With a DNP, you’ll face a lot of academic challenges as the program is very rigorous, but you’ll come out of it a better nurse. You’ll not only have a highly specialized set of skills, but you’ll also have incredible knowledge that will help you develop the best care imaginable to your patients.
#4. More Career Opportunities
With such a high degree in your pocket, you’ll have virtually unlimited career choices. Whether you want to continue with a hands-on career or you want to step away from patient care and work in a leadership or representative position, you’ll have the opportunity to do so with a DNP.
Nurse researchers, healthcare lobbyists, and nurse educators all hold a Doctor of Nursing Practice and work to improve healthcare around the country. In any one of these positions, you can continue to make a difference in healthcare practices even without direct patient interaction.
Advanced nursing positions such as Certified Registered Nurse Anesthetists (CRNAs), psychiatric nurse practitioners, and pediatric endocrinology nurses all have DNPs and work closely with patients to ensure the best care possible.
Even if you are a student, there are a lot of opportunities for this career, for example, here you may check nursing student jobs on Jooble.
#5. You’ll Earn a Higher Salary
Nurses earn a relatively high salary even when they only have their BSN, but with a DNP, you can expect to see your salary increase. While your salary will depend on what position you hold, years of experience working, and job location, the average salary for DNP graduates is over $123,000 according to the BLS.
Again, some positions will pay less than others, but if you start working before you earn your DNP, you will notice an increase in pay when you graduate.
#6. Multiple Scholarships Available
While you will have to fund your DNP studies, you won’t struggle to find scholarships and grants. Some scholarships may be unique for DNP students while others may be open for all student nurses. The AACN has a list that can be helpful for both undergraduate and graduate students who need funding. They also have information available about grants and fellowships.
If you want to specialize your studies, you may be able to find a scholarship open only for your specialty. This can increase your chances of being selected and provide you with a valuable support platform during your studies.
#7. Fill a Nursing Faculty Shortage
There’s not only a nursing shortage, but a nursing faculty shortage as well. If you have a passion for teaching and want to help nurture and educate future nurses, earning your DNP will allow you to teach in universities and nursing schools.

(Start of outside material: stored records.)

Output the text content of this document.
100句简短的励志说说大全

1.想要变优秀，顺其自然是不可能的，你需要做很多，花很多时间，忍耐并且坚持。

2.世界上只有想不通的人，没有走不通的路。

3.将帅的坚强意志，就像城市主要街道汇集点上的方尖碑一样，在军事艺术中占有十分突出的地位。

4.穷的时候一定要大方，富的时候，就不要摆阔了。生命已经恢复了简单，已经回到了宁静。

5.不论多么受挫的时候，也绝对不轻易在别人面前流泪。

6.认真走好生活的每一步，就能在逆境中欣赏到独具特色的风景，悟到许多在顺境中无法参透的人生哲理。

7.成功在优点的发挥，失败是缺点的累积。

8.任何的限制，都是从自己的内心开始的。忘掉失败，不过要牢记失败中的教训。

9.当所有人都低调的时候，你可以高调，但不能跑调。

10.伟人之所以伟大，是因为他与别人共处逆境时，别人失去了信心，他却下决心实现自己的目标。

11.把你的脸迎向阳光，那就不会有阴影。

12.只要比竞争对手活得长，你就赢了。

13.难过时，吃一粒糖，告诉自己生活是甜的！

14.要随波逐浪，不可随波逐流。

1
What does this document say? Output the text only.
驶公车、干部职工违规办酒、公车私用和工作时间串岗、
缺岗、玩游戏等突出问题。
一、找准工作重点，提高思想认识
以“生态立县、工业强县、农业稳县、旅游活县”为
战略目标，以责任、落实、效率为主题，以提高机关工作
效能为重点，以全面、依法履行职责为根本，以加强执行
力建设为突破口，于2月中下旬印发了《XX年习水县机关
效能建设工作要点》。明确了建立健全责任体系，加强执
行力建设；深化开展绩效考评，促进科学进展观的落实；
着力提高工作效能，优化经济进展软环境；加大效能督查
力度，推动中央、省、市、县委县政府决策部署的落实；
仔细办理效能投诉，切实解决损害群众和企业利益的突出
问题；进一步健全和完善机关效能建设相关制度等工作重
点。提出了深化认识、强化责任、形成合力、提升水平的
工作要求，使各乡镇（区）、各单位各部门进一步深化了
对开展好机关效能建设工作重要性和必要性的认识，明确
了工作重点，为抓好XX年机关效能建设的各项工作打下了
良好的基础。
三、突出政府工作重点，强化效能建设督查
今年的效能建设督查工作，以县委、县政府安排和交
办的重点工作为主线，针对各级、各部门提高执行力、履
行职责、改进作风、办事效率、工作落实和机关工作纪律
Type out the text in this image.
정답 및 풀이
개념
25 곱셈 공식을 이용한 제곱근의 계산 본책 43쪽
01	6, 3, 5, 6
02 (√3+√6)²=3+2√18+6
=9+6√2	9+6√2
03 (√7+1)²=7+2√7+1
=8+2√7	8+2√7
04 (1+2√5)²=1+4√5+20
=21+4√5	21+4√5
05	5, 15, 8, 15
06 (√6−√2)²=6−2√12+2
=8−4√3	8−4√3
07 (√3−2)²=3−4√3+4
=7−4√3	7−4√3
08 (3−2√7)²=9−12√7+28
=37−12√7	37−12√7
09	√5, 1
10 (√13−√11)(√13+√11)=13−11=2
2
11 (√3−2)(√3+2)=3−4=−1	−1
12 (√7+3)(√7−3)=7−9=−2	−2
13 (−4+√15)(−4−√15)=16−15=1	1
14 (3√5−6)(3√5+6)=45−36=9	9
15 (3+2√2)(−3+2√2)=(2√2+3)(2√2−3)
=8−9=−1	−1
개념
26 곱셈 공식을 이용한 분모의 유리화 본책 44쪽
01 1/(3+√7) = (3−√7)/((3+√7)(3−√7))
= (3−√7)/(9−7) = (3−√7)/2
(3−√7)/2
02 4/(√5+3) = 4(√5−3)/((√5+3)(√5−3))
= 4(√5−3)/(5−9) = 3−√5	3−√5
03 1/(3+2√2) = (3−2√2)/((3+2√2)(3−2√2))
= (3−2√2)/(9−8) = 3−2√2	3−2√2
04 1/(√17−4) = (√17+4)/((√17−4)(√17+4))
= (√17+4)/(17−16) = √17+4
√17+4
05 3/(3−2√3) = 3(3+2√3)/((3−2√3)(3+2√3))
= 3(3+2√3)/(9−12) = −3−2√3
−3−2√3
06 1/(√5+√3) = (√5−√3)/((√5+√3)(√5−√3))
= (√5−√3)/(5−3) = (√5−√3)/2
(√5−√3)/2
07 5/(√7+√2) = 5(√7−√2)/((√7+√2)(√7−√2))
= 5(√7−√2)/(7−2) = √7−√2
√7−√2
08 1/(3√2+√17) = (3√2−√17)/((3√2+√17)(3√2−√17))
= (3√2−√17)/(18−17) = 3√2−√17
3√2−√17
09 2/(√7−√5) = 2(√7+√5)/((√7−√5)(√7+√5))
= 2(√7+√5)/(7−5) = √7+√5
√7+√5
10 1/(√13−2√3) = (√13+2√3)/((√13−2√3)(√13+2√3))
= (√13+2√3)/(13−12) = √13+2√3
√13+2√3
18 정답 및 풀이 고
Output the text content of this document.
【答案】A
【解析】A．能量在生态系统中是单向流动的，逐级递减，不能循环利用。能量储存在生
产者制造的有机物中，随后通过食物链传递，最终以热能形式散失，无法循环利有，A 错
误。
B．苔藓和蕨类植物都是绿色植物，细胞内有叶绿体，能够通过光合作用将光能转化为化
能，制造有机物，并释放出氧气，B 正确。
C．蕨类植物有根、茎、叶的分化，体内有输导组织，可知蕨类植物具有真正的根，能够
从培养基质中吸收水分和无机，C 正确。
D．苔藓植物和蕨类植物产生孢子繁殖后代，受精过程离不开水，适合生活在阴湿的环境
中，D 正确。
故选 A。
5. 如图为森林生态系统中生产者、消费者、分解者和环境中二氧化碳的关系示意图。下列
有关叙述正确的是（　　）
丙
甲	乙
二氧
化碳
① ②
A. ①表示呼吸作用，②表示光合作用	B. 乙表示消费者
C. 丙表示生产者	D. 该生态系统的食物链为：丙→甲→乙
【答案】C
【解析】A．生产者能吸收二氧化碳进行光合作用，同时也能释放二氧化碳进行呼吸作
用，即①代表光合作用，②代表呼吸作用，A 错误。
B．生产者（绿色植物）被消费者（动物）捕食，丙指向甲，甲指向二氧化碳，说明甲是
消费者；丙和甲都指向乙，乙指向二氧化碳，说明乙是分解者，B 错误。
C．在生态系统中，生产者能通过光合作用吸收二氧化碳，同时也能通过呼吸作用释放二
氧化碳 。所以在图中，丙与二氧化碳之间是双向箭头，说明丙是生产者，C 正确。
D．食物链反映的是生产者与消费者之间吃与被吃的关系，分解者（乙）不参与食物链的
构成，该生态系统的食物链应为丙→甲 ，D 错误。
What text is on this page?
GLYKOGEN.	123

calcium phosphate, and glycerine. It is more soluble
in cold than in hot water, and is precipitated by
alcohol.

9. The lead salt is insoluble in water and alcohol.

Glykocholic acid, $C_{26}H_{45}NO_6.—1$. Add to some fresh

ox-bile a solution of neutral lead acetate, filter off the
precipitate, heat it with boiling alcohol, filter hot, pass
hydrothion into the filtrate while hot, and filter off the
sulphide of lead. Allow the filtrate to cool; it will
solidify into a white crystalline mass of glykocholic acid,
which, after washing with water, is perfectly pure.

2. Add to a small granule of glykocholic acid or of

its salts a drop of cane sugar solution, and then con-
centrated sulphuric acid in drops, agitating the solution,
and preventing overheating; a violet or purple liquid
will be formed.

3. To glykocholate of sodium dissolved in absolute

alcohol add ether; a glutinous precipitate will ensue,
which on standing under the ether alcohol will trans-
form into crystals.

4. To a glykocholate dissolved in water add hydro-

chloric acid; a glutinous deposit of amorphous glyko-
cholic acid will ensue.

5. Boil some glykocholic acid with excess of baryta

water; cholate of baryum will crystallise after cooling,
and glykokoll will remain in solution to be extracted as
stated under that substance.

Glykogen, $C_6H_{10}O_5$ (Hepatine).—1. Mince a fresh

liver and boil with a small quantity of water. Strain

In 2018 alone, over 75,000 nursing school applications were rejected due to a faculty shortage, worsening the ongoing nursing shortage.
As more nurse educators retire, it’s becoming more and more important to fill the nursing faculty shortage in order to help the industry move towards filling the nursing shortage. With more nurse educators available to train new RNs and teach BSN, MSN, and even DNP programs, more nurses will be certified and join the workforce.
Make a Difference
Nurses are, without a doubt, one of the most important healthcare professionals and make a huge difference in patient care. With highly specialized training and advanced education, you’ll be able to provide patients with better care and reassure them that they’re in good hands.
Whether you’re chasing a hands-on career or you want to forgo patient interaction for a leadership or healthcare representative position, earning your Doctor of Nursing Practice is a surefire way to boost your career.